A pilot, masked, randomized clinical field study to evaluate the effectiveness of joint injection with bone marrow concentrate (BMC) compared to placebo for the control of pain associated with elbow osteoarthritis in dogs.
Valentine Verpaalen, DVM, MS, DACVS (Surgery Faculty)
If interested, please call the UGA Small Animal Teaching Hospital small animal referral coordinator at 706-542-5362.
For veterinary patients suffering from osteoarthritis associated pain, currently available treatments may lack effectiveness, or be associated with adverse effects if used for extended periods of time. Bone marrow concentrate (BMC) is a product made by concentrating bone marrow aspirate collected from a patient. The resultant concentrate contains stem cells and other factors that may control chronic inflammation and pain, and potentially even promote tissue healing. Intra-articular injection with BMC has shown promise for the treatment of osteoarthritis in people. Despite being commercially available for veterinary use, there are no clinical studies evaluating the use of BMC therapy for the treatment of canine osteoarthritis. The objective of this pilot study is to assess the effectiveness of BMC in dogs with naturally occurring arthritis of the elbow when delivered by intra-articular injection.
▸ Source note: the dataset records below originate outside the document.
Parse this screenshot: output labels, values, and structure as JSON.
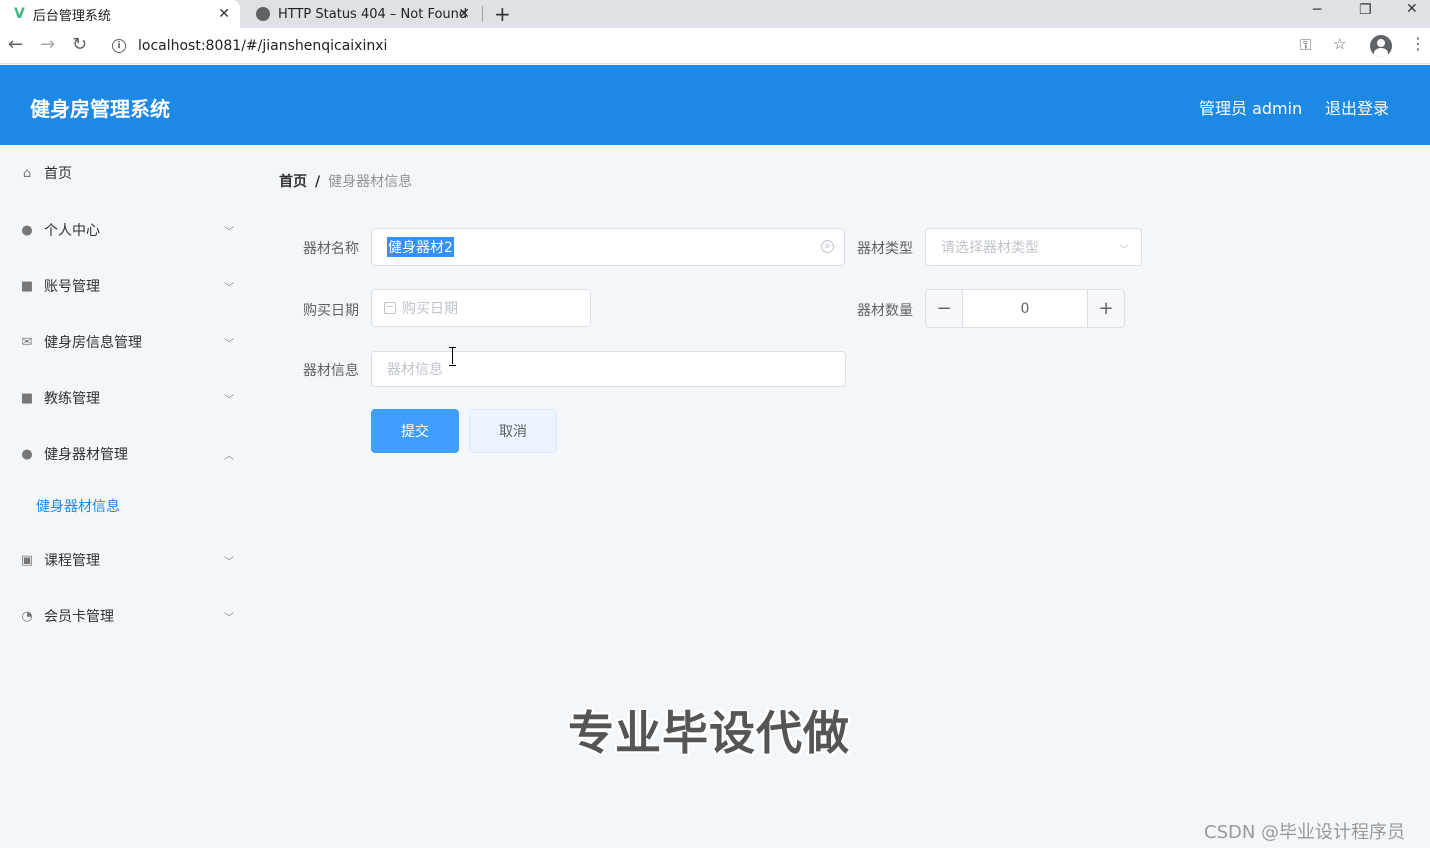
{
  "browser": {
    "tabs": [
      {
        "title": "后台管理系统",
        "active": true
      },
      {
        "title": "HTTP Status 404 – Not Found",
        "active": false
      }
    ],
    "url": "localhost:8081/#/jianshenqicaixinxi",
    "close_glyph": "✕",
    "new_tab_glyph": "+",
    "minimize_glyph": "─",
    "restore_glyph": "❐",
    "window_close_glyph": "✕",
    "back_glyph": "←",
    "forward_glyph": "→",
    "reload_glyph": "↻",
    "key_glyph": "⚿",
    "star_glyph": "☆",
    "menu_glyph": "⋮"
  },
  "header": {
    "title": "健身房管理系统",
    "admin": "管理员 admin",
    "logout": "退出登录"
  },
  "sidebar": {
    "items": [
      {
        "label": "首页",
        "icon": "home-icon",
        "glyph": "⌂",
        "arrow": ""
      },
      {
        "label": "个人中心",
        "icon": "user-icon",
        "glyph": "●",
        "arrow": "﹀"
      },
      {
        "label": "账号管理",
        "icon": "wallet-icon",
        "glyph": "■",
        "arrow": "﹀"
      },
      {
        "label": "健身房信息管理",
        "icon": "mail-icon",
        "glyph": "✉",
        "arrow": "﹀"
      },
      {
        "label": "教练管理",
        "icon": "briefcase-icon",
        "glyph": "■",
        "arrow": "﹀"
      },
      {
        "label": "健身器材管理",
        "icon": "user-icon",
        "glyph": "●",
        "arrow": "︿"
      },
      {
        "label": "课程管理",
        "icon": "clipboard-icon",
        "glyph": "▣",
        "arrow": "﹀"
      },
      {
        "label": "会员卡管理",
        "icon": "gauge-icon",
        "glyph": "◔",
        "arrow": "﹀"
      }
    ],
    "sub_item": "健身器材信息"
  },
  "breadcrumb": {
    "home": "首页",
    "sep": "/",
    "current": "健身器材信息"
  },
  "form": {
    "name_label": "器材名称",
    "name_value": "健身器材2",
    "type_label": "器材类型",
    "type_placeholder": "请选择器材类型",
    "date_label": "购买日期",
    "date_placeholder": "购买日期",
    "qty_label": "器材数量",
    "qty_value": "0",
    "qty_minus": "−",
    "qty_plus": "+",
    "info_label": "器材信息",
    "info_placeholder": "器材信息",
    "submit": "提交",
    "cancel": "取消",
    "select_arrow": "﹀",
    "clear_glyph": "✕"
  },
  "overlay": {
    "watermark": "专业毕设代做",
    "credit": "CSDN @毕业设计程序员"
  }
}
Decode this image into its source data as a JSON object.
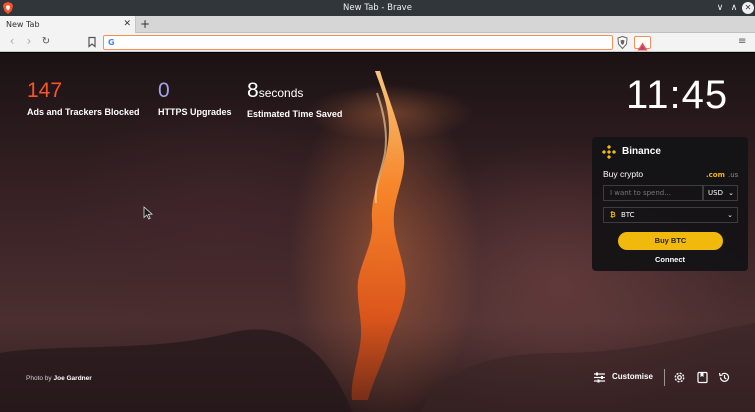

- Dogs of any breed or sex, between 1 and 12 years of age and weighing at least 25 kg will be considered
- Observable predominant one-sided weight-bearing lameness localized to the elbow joint
- Elbow osteoarthritis (documented by radiographs)
- Medications to alleviate symptoms of OA ARE allowed provided dogs have received for 30 days prior to study initiation, and will remain on medications throughout study with no dose changes
- Dogs cannot have received steroids or injectable polysuphated glycosaminoglycans (Adequan®) within the preceding 30 days
- Dogs cannot have had any medical or surgical procedure (including joint injections) within the preceding 90 days
- Dogs cannot have systemic or local disease other than osteoarthritis of the elbows
- Dogs cannot have any joint instability
Dogs with elbow arthritis meeting the above criteria will receive a baseline evaluation that includes the following: orthopedic examination by a board-certified veterinary surgeon and radiographs (x-rays) of the most affected elbow to document degree of elbow osteoarthritis. Dogs eligible for enrollment will be randomly assigned to one of two treatment groups: dogs that receive the BMC injection into the most affected elbow joint, and dogs that receive a placebo (saline) injection into the most affected elbow joint. On Day 0 of the study dogs will be sedated for administration of a single injection of the treatment to which it is assigned. Follow up appointments will be scheduled at 4, 8, and 12 weeks after treatment, and includes orthopedic evaluation and objective gait analysis. At each time point owners will be asked to fill out a questionnaire. Owners will also be provided with a logbook and will be instructed to maintain a record of any administered medications and potential adverse reactions. All procedures described above will be paid for by the study. Dogs assigned to the placebo group will have the opportunity to receive an active treatment of BMC at conclusion of the study, which would involve a similar follow up regimen with evaluation at 4, 8, and 12 weeks after treatment.
Potential Benefits to Veterinary Medicine:
Accurately assessing the efficacy of BMC may provide a promising alternative to chronic painful conditions such as osteoarthritis.